Vortrag: Emma Hagström Molin: The Provenance of History. Sources and Origin(s) in Nineteenth-Century Europe (Wien, 30. Okober 2019)
Ordensgeschichte 2019-10-28
Ort: Universität Wien, Institut für Geschichte, Universitätsring 1, 1010 Wien, Hörsaal 30
Zeit: 30. Oktober 2019, 18.30 s.t. –20.00 Uhr
Moderation: Patrick Fiska (mit zusätzlichem Kommentar von Sebastian Felten)
Abstract: My paper sets out to discuss the emergence and meanings of provenance research through one case; the collecting of sources made by Moravian historian and Benedictine priest Beda Dudík in Stockholm and Rome during the early 1850s. Through two journeys, Dudík researched material that had been abducted from Bohemia and Moravia by Swedish field marshals during the Thirty Years’ War (1618–1648). At first glance, provenance research seems to have emerged due to the rise of archives and national history in post-Napoleonic Europe. Dudík, however, representing a Habsburg region with a strong Catholic identity that relied on sources abroad, allows me to unravel the local qualities and transnational dependencies in provenance, as well as its religious connotations. Following recent theorizations made by art historians, I understand provenance as a process where origin is determined through practices of identification, and as such, is sensitive to epistemic, spatial, and temporal changes. The looted manuscripts that Dudík worked with were in fact interpreted as Austrian, Czech, Bohemian, Swedish, Moravian, as well as being of royal, or Benedictine, origin, depending on who classified them, when, and where this was done. My concluding remark will therefore stress that while provenance gave identity and value to sources, and thus enabled certain historical claims, its instability could simultaneously undermine the same. This force, then, is essential to historiography and its theory.
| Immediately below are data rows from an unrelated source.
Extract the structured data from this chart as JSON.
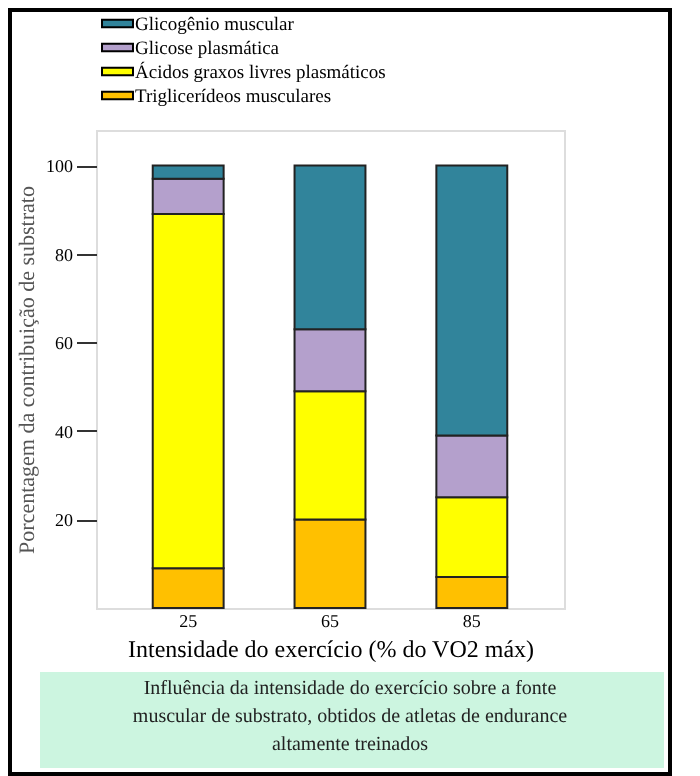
{
  "chart_data": {
    "type": "bar",
    "stacked": true,
    "categories": [
      "25",
      "65",
      "85"
    ],
    "series": [
      {
        "name": "Triglicerídeos musculares",
        "color": "#ffc000",
        "values": [
          9,
          20,
          7
        ]
      },
      {
        "name": "Ácidos graxos livres plasmáticos",
        "color": "#ffff00",
        "values": [
          80,
          29,
          18
        ]
      },
      {
        "name": "Glicose plasmática",
        "color": "#b4a0cc",
        "values": [
          8,
          14,
          14
        ]
      },
      {
        "name": "Glicogênio muscular",
        "color": "#31849b",
        "values": [
          3,
          37,
          61
        ]
      }
    ],
    "ylim": [
      0,
      108
    ],
    "yticks": [
      20,
      40,
      60,
      80,
      100
    ],
    "xlabel": "Intensidade do exercício (% do VO2 máx)",
    "ylabel": "Porcentagem da contribuição de substrato",
    "annotations": [
      "Influência da intensidade do exercício sobre a fonte muscular de substrato, obtidos de atletas de endurance altamente treinados"
    ],
    "legend": "top",
    "grid": false
  }
}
Zur Vortragenden: Emma Hagström Molin earned her PhD in history of ideas, for a study of seventeenth-century spoils of war in Swedish collections. Her postdoc-project deals with the emergence of provenance research in nineteenth-century Europe; mainly through the work of Moravian historian Beda Dudík. She is currently a postdoc at the department for the history of science and ideas at Uppsala University in Sweden.